I remember him and his eyes. I remember his laugh. If I close my eyes long enough and think about him, I will be able to remember how it was to hold his hands, how his chest expanded and how it felt to hold him close enough. It can be almost as if he was there with me again.

Once, with no words, he pushed me against the lockers and his breath alarmingly warm on my skin. But I couldn’t look away. His eyes and hands held me so tight that when he let go, I couldn’t shake the imprint of his hands on my shoulder and his eyes in mine.

Another time, he had taken my hands and put it around his neck, his arms snaking around my waist, his voice close to my ear and whispering. Just whispering so many things, maybe about love, maybe about every day, but all I can remember is his breath warming the insides of my ear, the feel of his arms against jacket, the distance between us and everyone else as they watched us instead.

I wished I had enough courage to have held him back as well.

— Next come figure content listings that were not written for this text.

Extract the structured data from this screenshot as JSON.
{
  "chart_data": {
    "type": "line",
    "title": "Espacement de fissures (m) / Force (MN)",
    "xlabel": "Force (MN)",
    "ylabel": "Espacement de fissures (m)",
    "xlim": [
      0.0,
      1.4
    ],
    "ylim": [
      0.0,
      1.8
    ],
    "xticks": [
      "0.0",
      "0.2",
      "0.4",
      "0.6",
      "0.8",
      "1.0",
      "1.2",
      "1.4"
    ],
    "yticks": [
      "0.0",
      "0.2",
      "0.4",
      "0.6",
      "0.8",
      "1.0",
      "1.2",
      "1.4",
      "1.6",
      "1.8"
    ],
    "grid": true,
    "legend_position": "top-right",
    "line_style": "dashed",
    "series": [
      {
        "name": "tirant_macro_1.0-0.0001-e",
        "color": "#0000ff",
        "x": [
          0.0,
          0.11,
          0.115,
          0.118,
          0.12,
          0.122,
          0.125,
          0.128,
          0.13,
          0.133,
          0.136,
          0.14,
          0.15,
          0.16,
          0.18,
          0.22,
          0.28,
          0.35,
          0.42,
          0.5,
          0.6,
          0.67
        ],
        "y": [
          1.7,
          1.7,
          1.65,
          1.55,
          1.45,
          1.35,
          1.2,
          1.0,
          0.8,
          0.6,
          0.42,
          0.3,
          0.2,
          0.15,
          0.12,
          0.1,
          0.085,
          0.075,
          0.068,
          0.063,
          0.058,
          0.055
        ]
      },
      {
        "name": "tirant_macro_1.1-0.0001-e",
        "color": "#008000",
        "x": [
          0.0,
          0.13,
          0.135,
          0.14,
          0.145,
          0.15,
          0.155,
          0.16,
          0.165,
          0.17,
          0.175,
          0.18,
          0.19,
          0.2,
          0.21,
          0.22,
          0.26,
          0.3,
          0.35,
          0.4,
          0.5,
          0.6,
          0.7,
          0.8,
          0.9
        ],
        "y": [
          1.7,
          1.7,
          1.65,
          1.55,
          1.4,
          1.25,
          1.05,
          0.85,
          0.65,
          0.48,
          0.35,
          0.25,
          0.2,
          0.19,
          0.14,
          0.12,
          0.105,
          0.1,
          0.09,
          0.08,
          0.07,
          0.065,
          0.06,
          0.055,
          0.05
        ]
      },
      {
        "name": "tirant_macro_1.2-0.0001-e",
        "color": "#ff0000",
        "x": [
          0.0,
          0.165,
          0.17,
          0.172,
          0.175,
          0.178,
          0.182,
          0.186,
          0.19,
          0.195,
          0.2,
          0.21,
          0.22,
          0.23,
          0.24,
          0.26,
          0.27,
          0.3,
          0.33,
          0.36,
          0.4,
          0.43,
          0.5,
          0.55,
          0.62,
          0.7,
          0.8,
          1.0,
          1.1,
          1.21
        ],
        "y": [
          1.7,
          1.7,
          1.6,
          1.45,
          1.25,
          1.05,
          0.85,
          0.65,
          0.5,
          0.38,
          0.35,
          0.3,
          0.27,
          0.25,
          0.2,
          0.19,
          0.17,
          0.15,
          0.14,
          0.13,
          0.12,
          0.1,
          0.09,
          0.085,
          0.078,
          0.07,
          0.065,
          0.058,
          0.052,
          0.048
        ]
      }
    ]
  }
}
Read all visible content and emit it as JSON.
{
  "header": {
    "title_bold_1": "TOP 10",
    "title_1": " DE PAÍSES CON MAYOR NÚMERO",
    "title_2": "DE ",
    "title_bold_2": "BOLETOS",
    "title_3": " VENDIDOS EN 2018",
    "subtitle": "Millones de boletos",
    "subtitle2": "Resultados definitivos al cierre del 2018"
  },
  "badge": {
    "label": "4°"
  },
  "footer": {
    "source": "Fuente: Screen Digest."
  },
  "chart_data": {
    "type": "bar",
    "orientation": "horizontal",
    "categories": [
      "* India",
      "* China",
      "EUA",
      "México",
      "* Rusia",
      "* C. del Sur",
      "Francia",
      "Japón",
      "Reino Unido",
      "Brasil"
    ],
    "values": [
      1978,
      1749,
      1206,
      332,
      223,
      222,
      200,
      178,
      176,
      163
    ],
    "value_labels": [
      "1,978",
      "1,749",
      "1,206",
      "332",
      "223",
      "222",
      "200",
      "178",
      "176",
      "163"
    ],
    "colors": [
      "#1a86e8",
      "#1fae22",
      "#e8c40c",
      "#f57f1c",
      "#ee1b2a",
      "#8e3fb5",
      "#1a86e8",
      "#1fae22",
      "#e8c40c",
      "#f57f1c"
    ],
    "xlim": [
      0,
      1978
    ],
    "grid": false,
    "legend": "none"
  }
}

I remember the warmth of his skin against mine as a storm brewed outside his apartment, the television on, with me and another friend snuggled up on his couch, watching cheesy, romantic music videos. We fell asleep on each other as the afternoon turned into early evening.

I remember his hands when I first held it—unexpected and silent. I remember the look on his eyes at the contact: soft. I remember the feel of his hair against my hand and my face, his hair sweeping across my cheek. I remember his warmth as he took my fur-lined autumn jacket and wore it himself, his warmth as I stepped closer to take it off him, and for a moment how we both stood so close.

His hand removing my hood as I struggled to ignore the world and his questions. I remember his hands when I began to leave him.

I remember the the last touch he gave me without even taking a step near: a sad, desperate look that made my skin alternately warm and cold. How his voice felt when I heard it. A steam from the food we had ordered as the afternoon turned into a windy evening. The feel of the distance between us as we watched cars together, on an old wooden bench.

The feel of his voice, cracking into more questions and sadness when I finally stepped away. Touch has a memory of its own sometimes, and it doesn’t even have to be on the skin.